Au départ un sujet en or : en 1940, la découverte fortuite par un négociant japonais en voyage en Mandchourie, occupée par le Japon, des horreurs perpétrées par l'unité 731 de l'armée impériale et la volonté de ce négociant de faire passer aux Américains les preuves de ces crimes de guerre. A l'arrivée un ratage complet donnant l'impression que Kurozawa se debarassait vite faite de son film, qui sera pourtant primé à Venise. Ce qui ne va pas : la greffe inopportune d'une histoire sentimentale (entre un mari et sa femme !) complètement desservie par l'inexpressivite des deux acteurs principaux. A aucun moment une véritable émotion ne se dégage de ce scénario plein de promesses. La mise en scène est bâclée, tout comme la musique et la photographie.. S'agissant d'un film historique, les quelques décors de carton pâte font sourire (la faute à un budget contraint ?) avec comme apothéose le bombardement de Kobe (ok, on nous donne à comprendre que c'est juste symbolique,), les costumes des militaires semblent sortir d'un magasin d'accessoires de théâtre de seconde zone, etc.. etc..Bref une grosse déception compte tenu de certaines critiques louangeuses !
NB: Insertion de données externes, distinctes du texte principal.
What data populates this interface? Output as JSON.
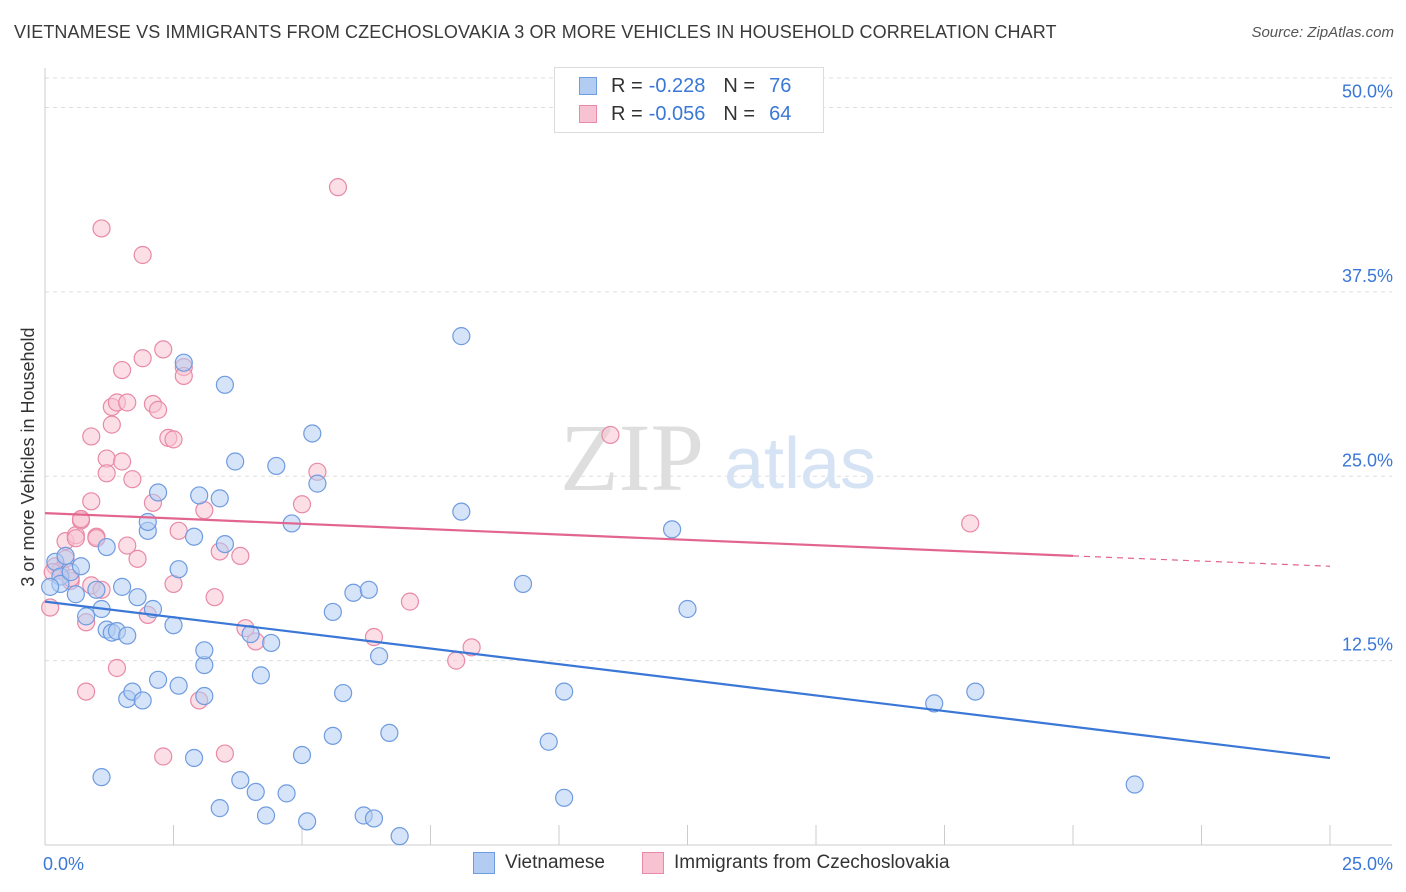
{
  "title": "VIETNAMESE VS IMMIGRANTS FROM CZECHOSLOVAKIA 3 OR MORE VEHICLES IN HOUSEHOLD CORRELATION CHART",
  "source": "Source: ZipAtlas.com",
  "watermark": {
    "zip": "ZIP",
    "atlas": "atlas"
  },
  "legend": {
    "rows": [
      {
        "r_label": "R =",
        "r_value": "-0.228",
        "n_label": "N =",
        "n_value": "76"
      },
      {
        "r_label": "R =",
        "r_value": "-0.056",
        "n_label": "N =",
        "n_value": "64"
      }
    ]
  },
  "colors": {
    "blue": "#3a77d6",
    "blue_fill": "#b3cdf2",
    "pink": "#e2658f",
    "pink_fill": "#f7c3d2",
    "grid": "#dddddd",
    "tick_label": "#3a77d6"
  },
  "chart_data": {
    "type": "scatter",
    "title": "VIETNAMESE VS IMMIGRANTS FROM CZECHOSLOVAKIA 3 OR MORE VEHICLES IN HOUSEHOLD CORRELATION CHART",
    "xlabel": "",
    "ylabel": "3 or more Vehicles in Household",
    "xlim": [
      0,
      25
    ],
    "ylim": [
      0,
      52
    ],
    "x_tick_labels": [
      "0.0%",
      "25.0%"
    ],
    "y_ticks": [
      12.5,
      25.0,
      37.5,
      50.0
    ],
    "y_tick_labels": [
      "12.5%",
      "25.0%",
      "37.5%",
      "50.0%"
    ],
    "series": [
      {
        "name": "Vietnamese",
        "color": "#3a77d6",
        "r": -0.228,
        "n": 76,
        "trend": {
          "x0": 0,
          "y0": 16.5,
          "x1": 25,
          "y1": 5.9
        },
        "points": [
          [
            0.2,
            19.2
          ],
          [
            0.3,
            18.2
          ],
          [
            0.3,
            17.7
          ],
          [
            0.4,
            19.6
          ],
          [
            0.5,
            18.5
          ],
          [
            0.6,
            17.0
          ],
          [
            0.7,
            18.9
          ],
          [
            0.8,
            15.5
          ],
          [
            1.0,
            17.3
          ],
          [
            1.1,
            4.6
          ],
          [
            1.1,
            16.0
          ],
          [
            1.2,
            14.6
          ],
          [
            1.2,
            20.2
          ],
          [
            1.3,
            14.4
          ],
          [
            1.4,
            14.5
          ],
          [
            1.5,
            17.5
          ],
          [
            1.6,
            14.2
          ],
          [
            1.6,
            9.9
          ],
          [
            1.7,
            10.4
          ],
          [
            1.8,
            16.8
          ],
          [
            1.9,
            9.8
          ],
          [
            2.0,
            21.3
          ],
          [
            2.0,
            21.9
          ],
          [
            2.1,
            16.0
          ],
          [
            2.2,
            11.2
          ],
          [
            2.2,
            23.9
          ],
          [
            2.5,
            14.9
          ],
          [
            2.6,
            10.8
          ],
          [
            2.6,
            18.7
          ],
          [
            2.7,
            32.7
          ],
          [
            2.9,
            5.9
          ],
          [
            2.9,
            20.9
          ],
          [
            3.0,
            23.7
          ],
          [
            3.1,
            12.2
          ],
          [
            3.1,
            10.1
          ],
          [
            3.1,
            13.2
          ],
          [
            3.4,
            2.5
          ],
          [
            3.4,
            23.5
          ],
          [
            3.5,
            20.4
          ],
          [
            3.5,
            31.2
          ],
          [
            3.7,
            26.0
          ],
          [
            3.8,
            4.4
          ],
          [
            4.0,
            14.3
          ],
          [
            4.1,
            3.6
          ],
          [
            4.2,
            11.5
          ],
          [
            4.3,
            2.0
          ],
          [
            4.4,
            13.7
          ],
          [
            4.5,
            25.7
          ],
          [
            4.7,
            3.5
          ],
          [
            4.8,
            21.8
          ],
          [
            5.0,
            6.1
          ],
          [
            5.1,
            1.6
          ],
          [
            5.2,
            27.9
          ],
          [
            5.3,
            24.5
          ],
          [
            5.6,
            7.4
          ],
          [
            5.6,
            15.8
          ],
          [
            5.8,
            10.3
          ],
          [
            6.0,
            17.1
          ],
          [
            6.2,
            2.0
          ],
          [
            6.3,
            17.3
          ],
          [
            6.4,
            1.8
          ],
          [
            6.5,
            12.8
          ],
          [
            6.7,
            7.6
          ],
          [
            6.9,
            0.6
          ],
          [
            8.1,
            34.5
          ],
          [
            8.1,
            22.6
          ],
          [
            9.3,
            17.7
          ],
          [
            9.8,
            7.0
          ],
          [
            10.1,
            10.4
          ],
          [
            10.1,
            3.2
          ],
          [
            12.2,
            21.4
          ],
          [
            12.5,
            16.0
          ],
          [
            17.3,
            9.6
          ],
          [
            18.1,
            10.4
          ],
          [
            21.2,
            4.1
          ],
          [
            0.1,
            17.5
          ]
        ]
      },
      {
        "name": "Immigrants from Czechoslovakia",
        "color": "#e2658f",
        "r": -0.056,
        "n": 64,
        "trend": {
          "x0": 0,
          "y0": 22.5,
          "x1": 20.0,
          "y1": 19.6,
          "dash_x1": 25,
          "dash_y1": 18.9
        },
        "points": [
          [
            0.1,
            16.1
          ],
          [
            0.2,
            18.9
          ],
          [
            0.3,
            18.6
          ],
          [
            0.4,
            20.6
          ],
          [
            0.4,
            19.4
          ],
          [
            0.5,
            17.9
          ],
          [
            0.5,
            18.1
          ],
          [
            0.6,
            21.0
          ],
          [
            0.6,
            20.8
          ],
          [
            0.7,
            22.0
          ],
          [
            0.7,
            22.1
          ],
          [
            0.8,
            15.1
          ],
          [
            0.8,
            10.4
          ],
          [
            0.9,
            23.3
          ],
          [
            0.9,
            27.7
          ],
          [
            0.9,
            17.6
          ],
          [
            1.0,
            20.9
          ],
          [
            1.0,
            20.8
          ],
          [
            1.1,
            17.3
          ],
          [
            1.1,
            41.8
          ],
          [
            1.2,
            26.2
          ],
          [
            1.2,
            25.2
          ],
          [
            1.3,
            28.5
          ],
          [
            1.3,
            29.7
          ],
          [
            1.4,
            30.0
          ],
          [
            1.4,
            12.0
          ],
          [
            1.5,
            26.0
          ],
          [
            1.5,
            32.2
          ],
          [
            1.6,
            30.0
          ],
          [
            1.6,
            20.3
          ],
          [
            1.7,
            24.8
          ],
          [
            1.8,
            19.4
          ],
          [
            1.9,
            33.0
          ],
          [
            1.9,
            40.0
          ],
          [
            2.0,
            15.6
          ],
          [
            2.1,
            29.9
          ],
          [
            2.1,
            23.2
          ],
          [
            2.2,
            29.5
          ],
          [
            2.3,
            6.0
          ],
          [
            2.3,
            33.6
          ],
          [
            2.4,
            27.6
          ],
          [
            2.5,
            27.5
          ],
          [
            2.5,
            17.7
          ],
          [
            2.6,
            21.3
          ],
          [
            2.7,
            32.4
          ],
          [
            2.7,
            31.8
          ],
          [
            3.0,
            9.8
          ],
          [
            3.1,
            22.7
          ],
          [
            3.3,
            16.8
          ],
          [
            3.4,
            19.9
          ],
          [
            3.5,
            6.2
          ],
          [
            3.8,
            19.6
          ],
          [
            3.9,
            14.7
          ],
          [
            4.1,
            13.8
          ],
          [
            5.0,
            23.1
          ],
          [
            5.3,
            25.3
          ],
          [
            5.7,
            44.6
          ],
          [
            6.4,
            14.1
          ],
          [
            7.1,
            16.5
          ],
          [
            8.0,
            12.5
          ],
          [
            8.3,
            13.4
          ],
          [
            11.0,
            27.8
          ],
          [
            18.0,
            21.8
          ],
          [
            0.15,
            18.5
          ]
        ]
      }
    ]
  }
}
Cruelle déception. J’attendais avec impatience ce film : bande annonce alléchante, scénariste réputé (qui a notamment écrit Drive My Car, c’est pas rien et c’est un argument de vente sur l’affiche…), et bon souvenir de précédents film de Kurosawa (Shokusai, et surtout Tokyo Sonata) Hélas j’ai été terrassé d’ennui des les premiers minutes. L’histoire emprunte aux codes classiques de l’espionnage et de l’amour , ça pourrait rappeler Casablanca ou Les Enchaînés, saut que jamais la magie n’opère. Scénario confus, personnages mal dessinés, interprétation impersonnelle … on décroche très vite sans bien comprendre ce qu on nous raconte ni pourquoi. La fin de film devrait nous emporter dans l’émotion .. hélas il n’en est rien. Je vais me rattraper en revoyant Lust Caution de Ang Lee.
La mise en scène de Kurosawa décloisonne le classicisme du film en costumes. Les dialogues d’Hamaguchi casse les schémas narratifs dans lequel le film aurait pu s’inscrire. Les amants sacrifiés est un film à l’ampleur incroyable qui nous laisse la larme à l’œil face au destin du monde.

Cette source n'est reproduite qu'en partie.